Article liminaire (ord. du 14 mars 2016 - loi du 21 février 2017). À compter de l’entrée en vigueur de l’ordonnance du 14 mars 2016 (1er juillet 2016), la protection consumériste, notamment des clauses abusives, n’est éventuellement applicable que dans deux cas : 1/ la personne physique ou morale a une activité professionnelle autre qu’une activité commerciale, industrielle, artisanale, libérale ou agricole ; 2/ la personne physique ou morale exerce l’une de ces cinq activités, mais le contrat à été conclu à des fins qui n’entrent pas dans le cadre de celle-ci. A compter de l’entrée en vigueur de la loi de ratification n° 2017-203 du 21 février 2017, les personnes morales ayant une activité professionnelle, quelle qu’elle soit, ne peuvent plus bénéficier d’une telle extension (sauf dérogation particulière telle que celle prévue à l’art. L. 221-3. C. consom.).
Les contrats de fourniture d’eau nécessaires à l’activité spécifique entrent dans le cadre de toutes les activités concernées. La solution n’est en revanche pas assurée pour les contrats se limitant à un simple usage domestique.
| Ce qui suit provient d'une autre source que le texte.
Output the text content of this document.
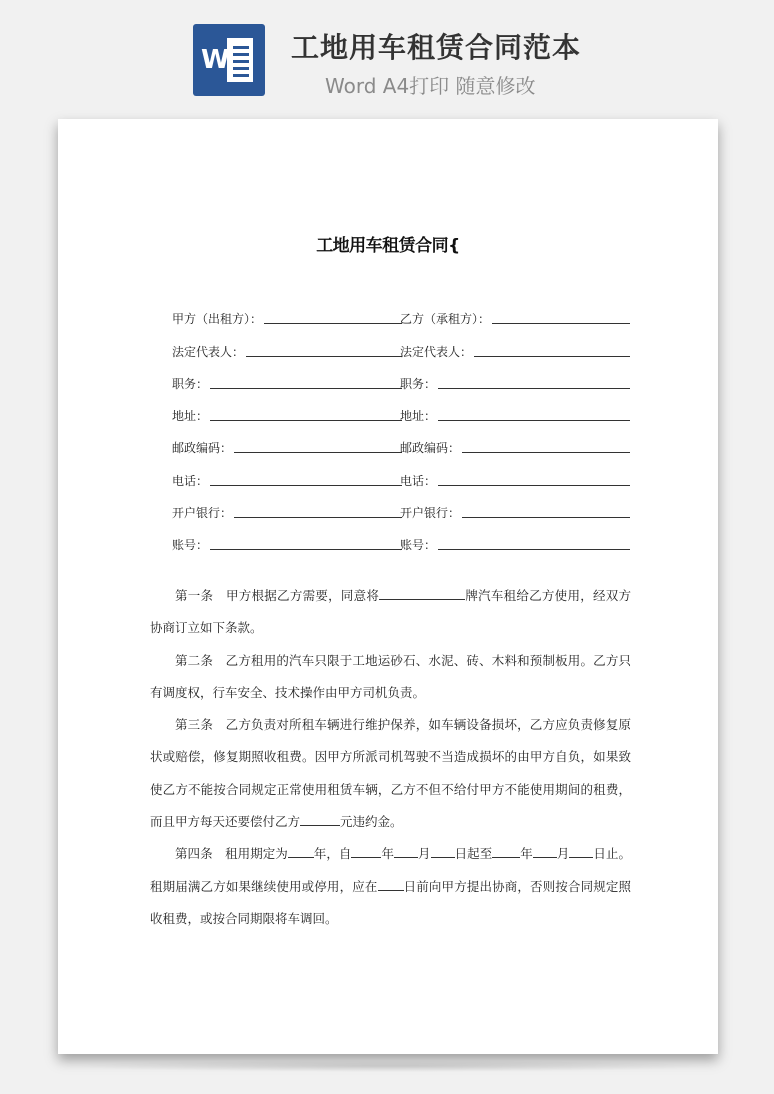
W 工地用车租赁合同范本
Word A4打印 随意修改
工地用车租赁合同{
甲方（出租方）：
法定代表人：
职务：
地址：
邮政编码：
电话：
开户银行：
账号：
乙方（承租方）：
法定代表人：
职务：
地址：
邮政编码：
电话：
开户银行：
账号：

第一条　甲方根据乙方需要，同意将	牌汽车租给乙方使用，经双方协商订立如下条款。

第二条　乙方租用的汽车只限于工地运砂石、水泥、砖、木料和预制板用。乙方只有调度权，行车安全、技术操作由甲方司机负责。

第三条　乙方负责对所租车辆进行维护保养，如车辆设备损坏，乙方应负责修复原状或赔偿，修复期照收租费。因甲方所派司机驾驶不当造成损坏的由甲方自负，如果致使乙方不能按合同规定正常使用租赁车辆，乙方不但不给付甲方不能使用期间的租费，而且甲方每天还要偿付乙方	元违约金。

第四条　租用期定为 年，自 年 月 日起至 年 月 日止。租期届满乙方如果继续使用或停用，应在 日前向甲方提出协商，否则按合同规定照收租费，或按合同期限将车调回。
Pour une admission de la protection dans le cadre de l’art. liminaire : CA Versailles (12e ch.), 30 novembre 2023 : RG n° 22/03057 ; Cerclab n° 10594 (prescription de l’art. L. 218-1 ; abonnement pour la fourniture d'eau à un agent d’assurance, personne physique ; si le contrat a été certes souscrit pour les nécessités de l'activité professionnelle de l’agent, il l’a été dans l'unique but de satisfaire à ses propres besoins de consommation privée, ceux de ses collaborateurs ou clients sans que ce contrat de fourniture d'eau s'inscrive directement dans le cadre des activités d'agent d'assurances et pour lesquelles ce contrat de fourniture d'eau ne remplit aucune fonction particulière ; N.B. l’arrêt vise l’art. liminaire pour un contrat conclu en 2015, solution contestable sauf si le contrat a été conclu pour une durée déterminée et qu’il était renouvelable par tacite reconduction), sur appel de T. com. Chartres, 23 mars 2022 : RG n° 2021J00039 ; Dnd.
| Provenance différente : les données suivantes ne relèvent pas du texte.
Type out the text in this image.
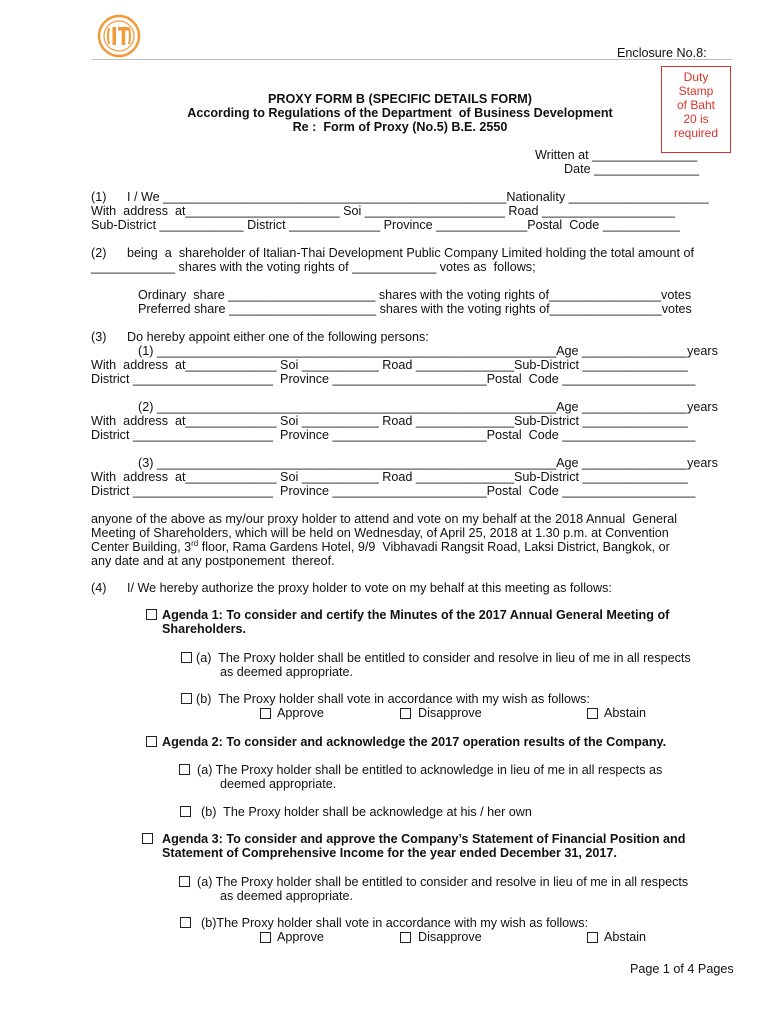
Enclosure No.8:
Duty
Stamp
of Baht
20 is
required
PROXY FORM B (SPECIFIC DETAILS FORM)
According to Regulations of the Department  of Business Development
Re :  Form of Proxy (No.5) B.E. 2550
Written at _______________
Date _______________
(1) I / We _________________________________________________Nationality ____________________
With  address  at______________________ Soi ____________________ Road ___________________
Sub-District ____________ District _____________ Province _____________Postal  Code ___________
(2) being  a  shareholder of Italian-Thai Development Public Company Limited holding the total amount of
____________ shares with the voting rights of ____________ votes as  follows;
Ordinary  share _____________________ shares with the voting rights of________________votes
Preferred share _____________________ shares with the voting rights of________________votes
(3) Do hereby appoint either one of the following persons:
(1) _________________________________________________________Age _______________years
With  address  at_____________ Soi ___________ Road ______________Sub-District _______________
District ____________________  Province ______________________Postal  Code ___________________
(2) _________________________________________________________Age _______________years
With  address  at_____________ Soi ___________ Road ______________Sub-District _______________
District ____________________  Province ______________________Postal  Code ___________________
(3) _________________________________________________________Age _______________years
With  address  at_____________ Soi ___________ Road ______________Sub-District _______________
District ____________________  Province ______________________Postal  Code ___________________
anyone of the above as my/our proxy holder to attend and vote on my behalf at the 2018 Annual  General
Meeting of Shareholders, which will be held on Wednesday, of April 25, 2018 at 1.30 p.m. at Convention
Center Building, 3rd floor, Rama Gardens Hotel, 9/9  Vibhavadi Rangsit Road, Laksi District, Bangkok, or
any date and at any postponement  thereof.
(4) I/ We hereby authorize the proxy holder to vote on my behalf at this meeting as follows:
Agenda 1: To consider and certify the Minutes of the 2017 Annual General Meeting of
Shareholders.
(a)  The Proxy holder shall be entitled to consider and resolve in lieu of me in all respects
as deemed appropriate.
(b)  The Proxy holder shall vote in accordance with my wish as follows:
Approve	Disapprove	Abstain
Agenda 2: To consider and acknowledge the 2017 operation results of the Company.
(a) The Proxy holder shall be entitled to acknowledge in lieu of me in all respects as
deemed appropriate.
(b)  The Proxy holder shall be acknowledge at his / her own
Agenda 3: To consider and approve the Company’s Statement of Financial Position and
Statement of Comprehensive Income for the year ended December 31, 2017.
(a) The Proxy holder shall be entitled to consider and resolve in lieu of me in all respects
as deemed appropriate.
(b)The Proxy holder shall vote in accordance with my wish as follows:
Approve	Disapprove	Abstain
Page 1 of 4 Pages
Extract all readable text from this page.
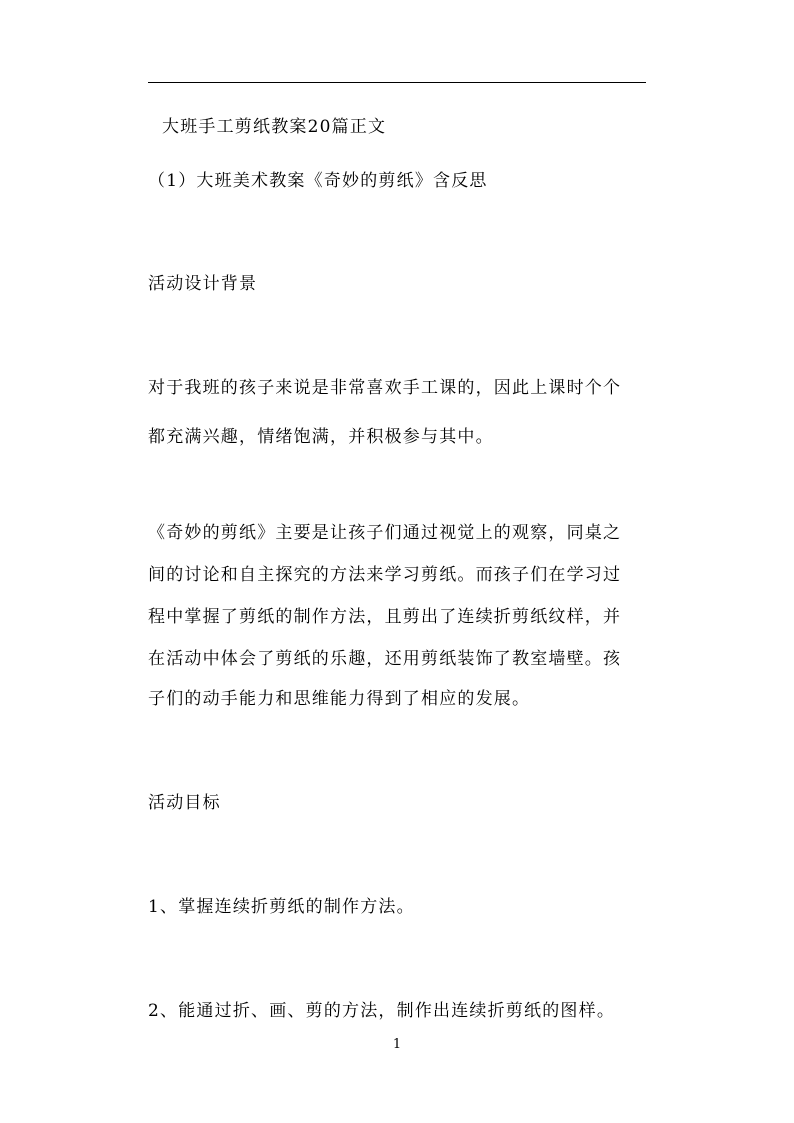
大班手工剪纸教案20篇正文
（1）大班美术教案《奇妙的剪纸》含反思
活动设计背景
对于我班的孩子来说是非常喜欢手工课的，因此上课时个个
都充满兴趣，情绪饱满，并积极参与其中。
《奇妙的剪纸》主要是让孩子们通过视觉上的观察，同桌之
间的讨论和自主探究的方法来学习剪纸。而孩子们在学习过
程中掌握了剪纸的制作方法，且剪出了连续折剪纸纹样，并
在活动中体会了剪纸的乐趣，还用剪纸装饰了教室墙壁。孩
子们的动手能力和思维能力得到了相应的发展。
活动目标
1、掌握连续折剪纸的制作方法。
2、能通过折、画、剪的方法，制作出连续折剪纸的图样。
1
Cas particulier de l’art. L. 221-3 C. consom., anciennement art. L. 121-16-1-III (droit postérieur à la loi du 17 mars 2014). S’agissant de l’application l’art. L. 221-3 C. consom., modifiant l’ancien art. L. 121-16-1 C. consom., créé par la loi du 17 mars 2014, qui étend partiellement mais explicitement la protection « aux contrats conclus hors établissement entre deux professionnels dès lors que l’objet de ces contrats n’entre pas dans le champ de l’activité principale du professionnel sollicité », il semble que de tels contrats correspondent à l’activité principale lorsque l’eau a une fonction dans sa réalisation, alors qu’une solution inverse pourrait être retenue lorsque tel n’est pas le cas. § Pour la jurisprudence prise en application de ce texte, V. Cerclab n° 5889.
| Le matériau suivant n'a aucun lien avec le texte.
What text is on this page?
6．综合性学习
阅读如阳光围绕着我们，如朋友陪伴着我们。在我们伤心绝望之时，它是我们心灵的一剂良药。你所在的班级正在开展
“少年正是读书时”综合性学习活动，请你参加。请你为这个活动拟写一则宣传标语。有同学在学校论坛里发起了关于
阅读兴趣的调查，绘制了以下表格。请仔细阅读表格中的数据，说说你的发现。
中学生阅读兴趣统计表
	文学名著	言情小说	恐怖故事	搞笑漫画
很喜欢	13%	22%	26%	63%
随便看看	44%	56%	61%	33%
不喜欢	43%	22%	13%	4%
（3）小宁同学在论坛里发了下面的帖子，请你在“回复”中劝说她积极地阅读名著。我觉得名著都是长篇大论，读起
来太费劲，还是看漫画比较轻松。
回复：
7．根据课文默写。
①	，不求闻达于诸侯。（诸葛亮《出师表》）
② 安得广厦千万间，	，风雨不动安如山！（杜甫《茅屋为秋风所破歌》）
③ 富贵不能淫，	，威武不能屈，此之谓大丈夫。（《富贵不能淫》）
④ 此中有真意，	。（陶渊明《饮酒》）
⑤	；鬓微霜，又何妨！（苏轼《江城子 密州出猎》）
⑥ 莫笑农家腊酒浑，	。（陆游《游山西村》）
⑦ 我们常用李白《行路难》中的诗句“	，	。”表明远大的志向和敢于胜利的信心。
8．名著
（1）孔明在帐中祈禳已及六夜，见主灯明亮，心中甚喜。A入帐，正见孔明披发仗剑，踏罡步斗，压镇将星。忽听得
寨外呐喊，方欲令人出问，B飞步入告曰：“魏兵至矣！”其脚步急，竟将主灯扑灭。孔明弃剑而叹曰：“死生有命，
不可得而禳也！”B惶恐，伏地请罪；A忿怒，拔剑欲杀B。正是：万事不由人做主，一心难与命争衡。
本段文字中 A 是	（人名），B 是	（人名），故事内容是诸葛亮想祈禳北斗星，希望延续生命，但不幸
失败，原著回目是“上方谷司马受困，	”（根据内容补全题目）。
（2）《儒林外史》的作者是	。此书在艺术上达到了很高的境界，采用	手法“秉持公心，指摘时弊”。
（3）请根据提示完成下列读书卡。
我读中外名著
Rappel du droit antérieur à l’ord. du 14 mars 2016. Sur le plan des critères, l’exclusion de la protection est certaine pour les critères étroits (contrats étrangers à l’activité, contrats conclus dans le cadre de celle-ci). S’agissant du critère du rapport direct, voire de celui des besoins de l’activité, l’exclusion est certaine pour la première fonction précédemment évoquée (en lien avec l’activité spécifique), elle est l’est moins pour l’alimentation des immeubles de bureau (la distinction est perceptible dans les décisions recensées plus loin) et elle peut dépendre du sort réservé à l’activité administrative de l’entreprise (Cerclab n° 5871). Le critère ancien de la compétence, quant à lui, pouvait aussi autoriser l’admission de la protection consumériste (dans les deux usages).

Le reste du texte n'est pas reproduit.